Anna laughed. “I think that’s everyone’s first impression of coffee. I was constantly wondering what the big deal about coffee was, so I tried a cup… and I hated it. But then I thought that it must be an acquired taste… so I tried it again- still hated it. And come to think of it… I still don’t like the taste… but it helps me cope with busy mornings. And because of that, I think I love the nasty stuff.”
“I look forward to not enjoying a cup with you. You will have to----”
“Stop.” Anna grabbed Cole’s shoulder. “Do you hear something?”
Cole held in a breath and cocked his head to the side as he listened. “Yeah… what the hell is that?” It sounded like wet bare feet slapping against the pavement. “Where is it coming from?” Cole asked between clenched teeth.

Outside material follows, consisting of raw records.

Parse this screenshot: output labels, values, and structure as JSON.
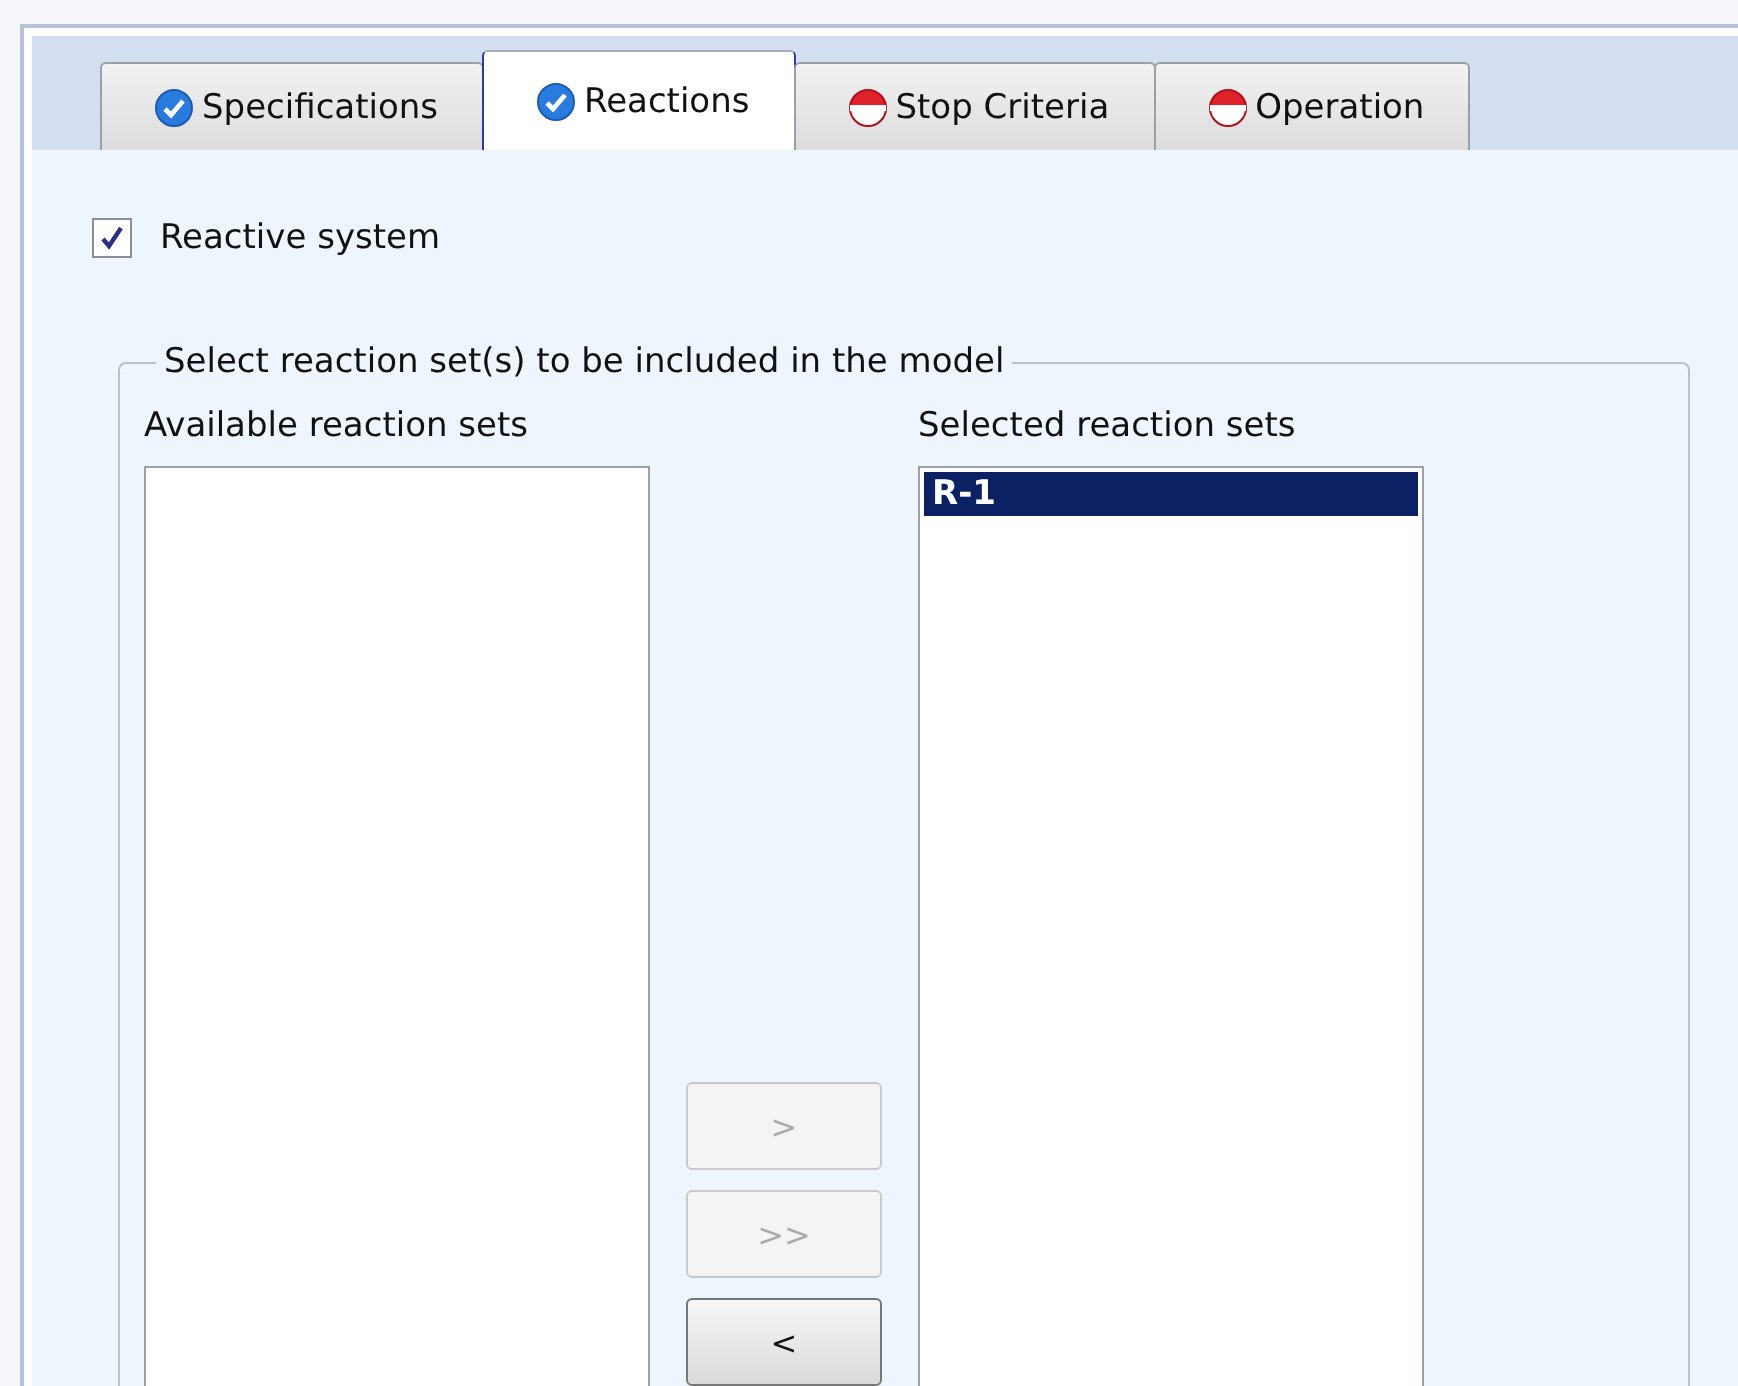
{
  "tabs": [
    {
      "label": "Specifications",
      "complete": true,
      "selected": false
    },
    {
      "label": "Reactions",
      "complete": true,
      "selected": true
    },
    {
      "label": "Stop Criteria",
      "complete": false,
      "selected": false
    },
    {
      "label": "Operation",
      "complete": false,
      "selected": false
    }
  ],
  "reactive_system": {
    "label": "Reactive system",
    "checked": true
  },
  "group": {
    "title": "Select reaction set(s) to be included in the model",
    "available": {
      "label": "Available reaction sets"
    },
    "selected": {
      "label": "Selected reaction sets",
      "items": [
        {
          "label": "R-1",
          "selected": true
        }
      ]
    },
    "buttons": [
      {
        "label": ">",
        "disabled": true
      },
      {
        "label": ">>",
        "disabled": true
      },
      {
        "label": "<",
        "disabled": false
      }
    ]
  }
}
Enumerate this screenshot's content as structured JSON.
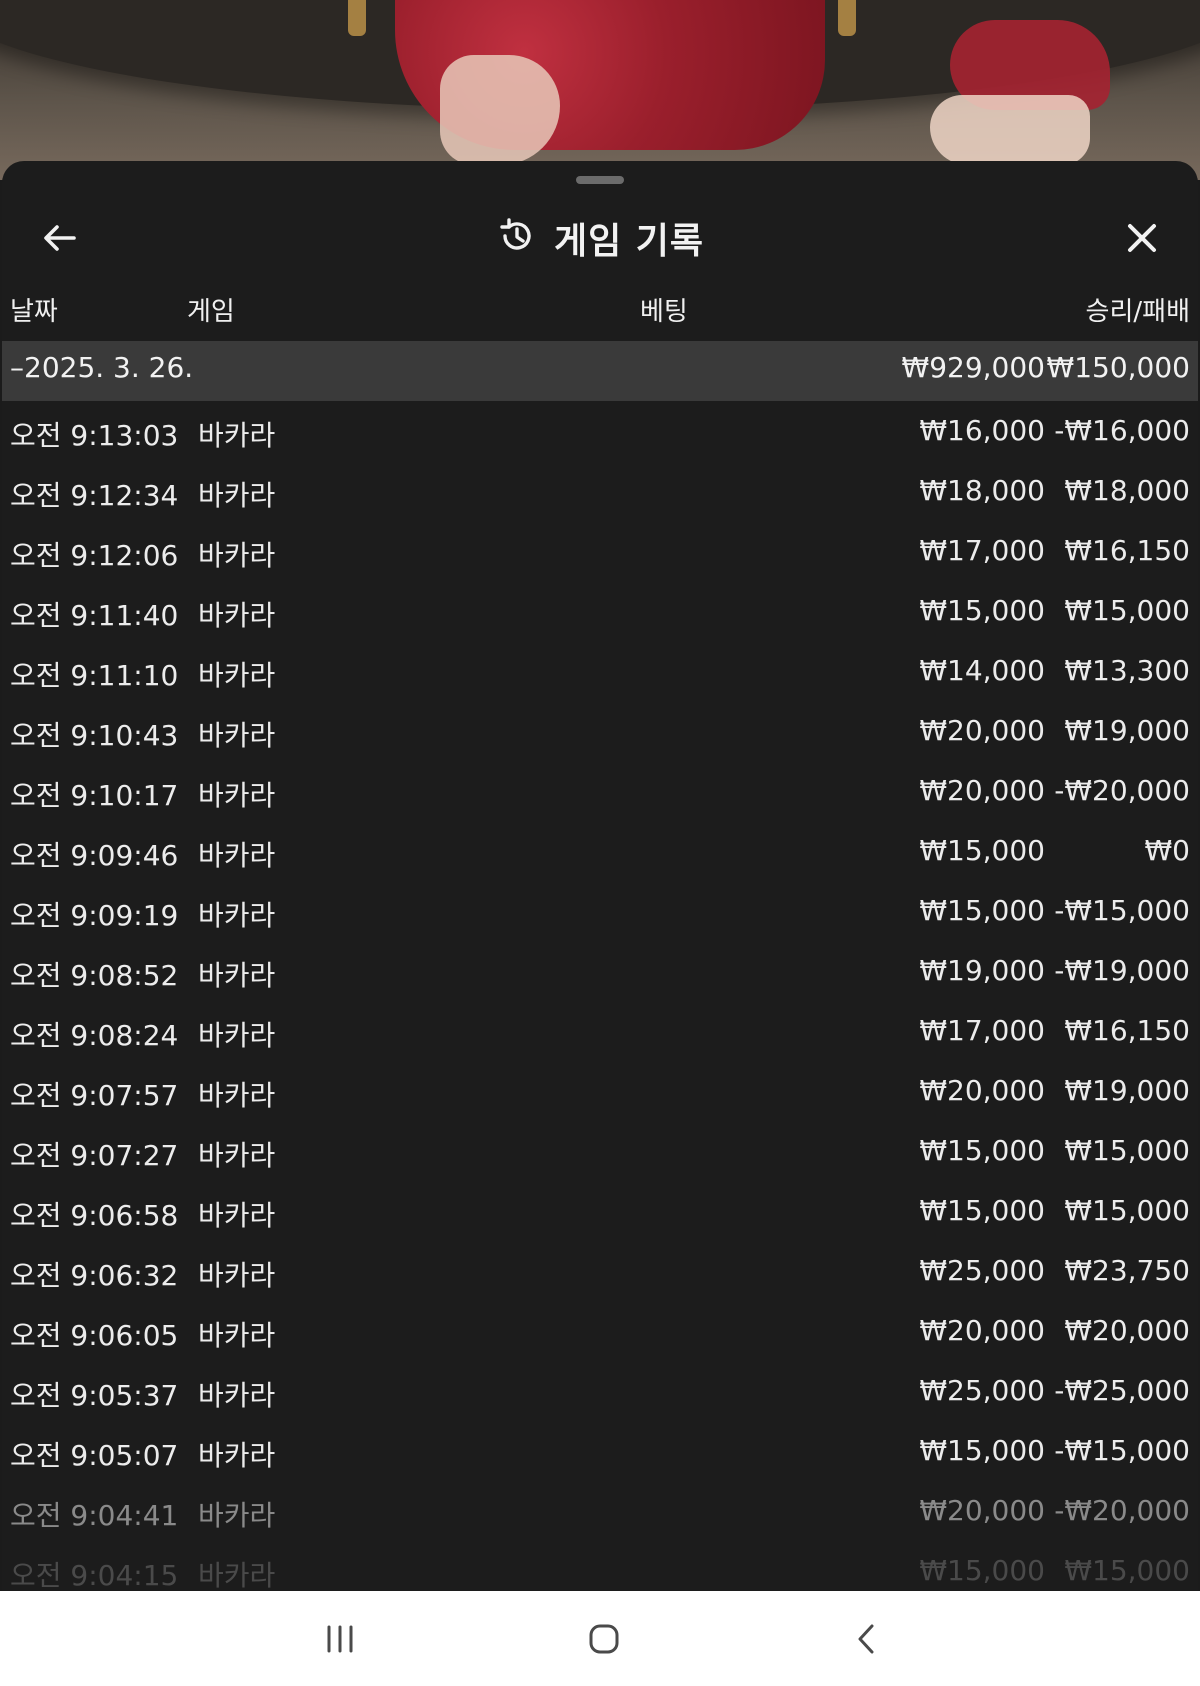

“There!” Anna pointed to a figure that took the shape of a pink, naked human but was barreling towards them on all fours. As it came closer they could hear it growling and gnashing its teeth. “Shoot it!”
Cole held the shotgun up to his face and took aim.
“Hurry!” Anna pressed
He closed one eye, took a long breath in and pulled the trigger.
-Click-
In a panic, he began to pull the trigger over and over.
-Click- -Click--Click--Click-
“No!!” He screamed at the gun.
Anna pressed her nails into his shoulder and firmly choked out the words “Run.” They pushed off the pavement and began sprinting with every ounce of energy that they had towards the car. Cole jumped into the passenger's seat, but before he could close the door the creature had tackled Anna from behind. The force of her head hitting the pavement had stunned her and she didn’t struggle to get away. Cole shuffled over the driver’s side and searched frantically for the car keys, which he soon noticed were hanging off of Anna’s belt loop. The creature let out a scream that sounded like a grown man attempting to scream like a little girl.
“Anna GET UP!” Cole screamed, but his screams were muffled by the boom of a gunshot.
The front of the creature's face was nothing but a bloody stump, and it dropped back down to its knees and then over to its side.